Sözde irticai örgüt üyesi olmaktan dönemin DGM ve ağır ceza mahkemelerinde yargılanan ve bu yargılamalar sebebiyle kesinleşmiş bir mahkumiyeti bulunmamasına rağmen memurluktan atılanların geri dönüşlerinin halen sağlanamadığını vurgulayan Öçal, o dönemde maruz kaldıkları hukuka ve kanuna alenen aykırı uygulamalar nedeniyle haklarını aramak için yargı mercilerine başvuran kamu çalışanlarının, brifinglerle şekillenmiş taraflı kararlarla karşılaşmaları neticesinde, mağduriyetlerine bir de adil yargılama hakkı ihlalinin eklendiğini belirtti.

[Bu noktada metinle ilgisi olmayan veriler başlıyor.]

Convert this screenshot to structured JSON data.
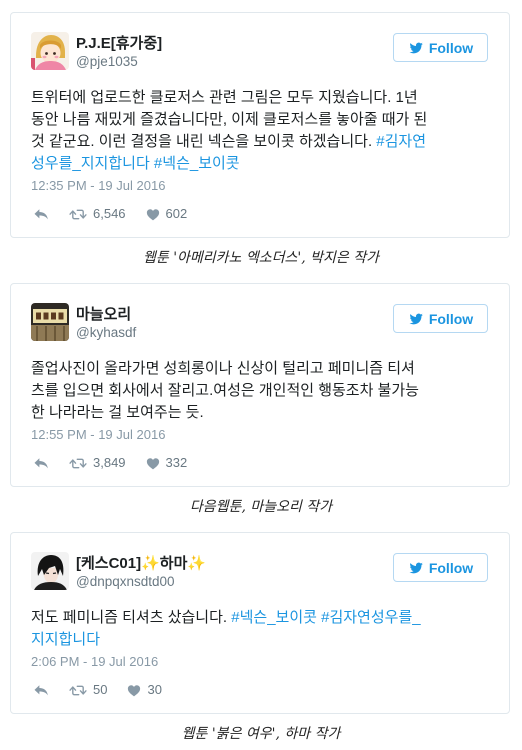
{
  "colors": {
    "link": "#1b95e0",
    "text": "#1c2022",
    "muted": "#8899a6",
    "border": "#e1e8ed",
    "button_border": "#b5d8f2",
    "caption": "#222222"
  },
  "icons": {
    "follow": "twitter-bird-icon",
    "reply": "reply-icon",
    "retweet": "retweet-icon",
    "like": "heart-icon"
  },
  "tweets": [
    {
      "author": {
        "name": "P.J.E[휴가중]",
        "handle": "@pje1035",
        "avatar": "avatar-pje-icon"
      },
      "follow_label": "Follow",
      "lines": [
        [
          {
            "text": "트위터에 업로드한 클로저스 관련 그림은 모두 지웠습니다. 1년"
          }
        ],
        [
          {
            "text": "동안 나름 재밌게 즐겼습니다만, 이제 클로저스를 놓아줄 때가 된"
          }
        ],
        [
          {
            "text": "것 같군요. 이런 결정을 내린 넥슨을 보이콧 하겠습니다. "
          },
          {
            "text": "#김자연",
            "hashtag": true
          }
        ],
        [
          {
            "text": "성우를_지지합니다",
            "hashtag": true
          },
          {
            "text": " "
          },
          {
            "text": "#넥슨_보이콧",
            "hashtag": true
          }
        ]
      ],
      "timestamp": "12:35 PM - 19 Jul 2016",
      "retweets": "6,546",
      "likes": "602"
    },
    {
      "author": {
        "name": "마늘오리",
        "handle": "@kyhasdf",
        "avatar": "avatar-kyhasdf-icon"
      },
      "follow_label": "Follow",
      "lines": [
        [
          {
            "text": "졸업사진이 올라가면 성희롱이나 신상이 털리고 페미니즘 티셔"
          }
        ],
        [
          {
            "text": "츠를 입으면 회사에서 잘리고.여성은 개인적인 행동조차 불가능"
          }
        ],
        [
          {
            "text": "한 나라라는 걸 보여주는 듯."
          }
        ]
      ],
      "timestamp": "12:55 PM - 19 Jul 2016",
      "retweets": "3,849",
      "likes": "332"
    },
    {
      "author": {
        "name": "[케스C01]✨하마✨",
        "handle": "@dnpqxnsdtd00",
        "avatar": "avatar-dnpqxnsdtd00-icon"
      },
      "follow_label": "Follow",
      "lines": [
        [
          {
            "text": "저도 페미니즘 티셔츠 샀습니다. "
          },
          {
            "text": "#넥슨_보이콧",
            "hashtag": true
          },
          {
            "text": " "
          },
          {
            "text": "#김자연성우를_",
            "hashtag": true
          }
        ],
        [
          {
            "text": "지지합니다",
            "hashtag": true
          }
        ]
      ],
      "timestamp": "2:06 PM - 19 Jul 2016",
      "retweets": "50",
      "likes": "30"
    }
  ],
  "captions": [
    "웹툰 '아메리카노 엑소더스', 박지은 작가",
    "다음웹툰, 마늘오리 작가",
    "웹툰 '붉은 여우', 하마 작가"
  ]
}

Habibe Öçal, bu itibarla özellikle o dönemde irticai örgüt üyesi oldukları iddiasıyla DGM ve ağır ceza mahkemelerinde yapılan yargılamalar ve haklarında verilen meslekten çıkarma, devlet memurluğundan çıkarma, muhtelif disiplin cezaları ile sürgün niteliğinde görev yeri ve görev değişikliği kararlarına karşı açılan davalardan aleyhe sonuçlananların, yeniden yargılama konusu edilmesi gerektiğine dikkat çekti.
“DARBE GİRİŞİMLERİNİ VE MUHTIRALARI KINIYORUZ”
1997-2003 tarihleri arasında kamu kurum ve kuruluşlarının Yüksek Disiplin Kurullarının irtica, kılık kıyafet gibi nedenlerle verdikleri meslekten, memurluktan çıkarma gibi disiplin cezalarına karşı ’af çıkarılması’nın ötesinde, bunların yeniden görüşülmesi ve bu türden siyasi cezaların ortadan kaldırılması gerektiğini belirten Öçal, şunları kaydetti:
“Ancak ne kadar tazminat ödenirse ödensin, o dönemde tek suçu inancını yaşamak olan insanlara insan hakları ihlallerin çok ötesinde yaşatılan dramların, psikolojik tacizlerin, travmaların, ruh sağlığındaki bozulmaların, manevi ve psikolojik çöküntünün, ezilmişlik, aşağılanmışlık hissinin telafisi mümkün olmayacaktır. Bunun etkilerinin birkaç kuşak boyunca devam edeceği kuşkusuzdur. Darbe heveslisi generallerin yargı karşısına çıkarılmış olması bizi aldatmasın; darbelere karşı verdiğimiz mücadelede bir adım geri çekildiğimiz anda, onların ileri doğru on adım atacaklarına emin olalım. Onları bulundukları ve ait oldukları yerden kurtarmak isteyenlerin hızla harekete geçeceğinden emin olalım. Bizler Memur-Sen ve Eğitim-Birsen Kadınlar komisyonu olarak Türkiye tarihinde kara leke olarak duran ve bu ülke insanına kötülükten başka bir şey getirmeyen tüm darbeleri , darbe girişimlerini ve muhtıraları kınıyoruz. Darbelere zemin hazırlayanlardan ,bunlara destek verenlerden en ağır şekilde hesap sorulmalı ve cezalandırılmalıdır. Mağduriyetlerin giderilmesi adına somut, gerçekçi ve kalıcı yasal adımlar atılmalıdır.”
Programa Memur-Sen Genel Başkan Yardımcısı ve Enerji-Bir-Sen Genel Başkanı Hacı Bayram Tonbul da katıldı.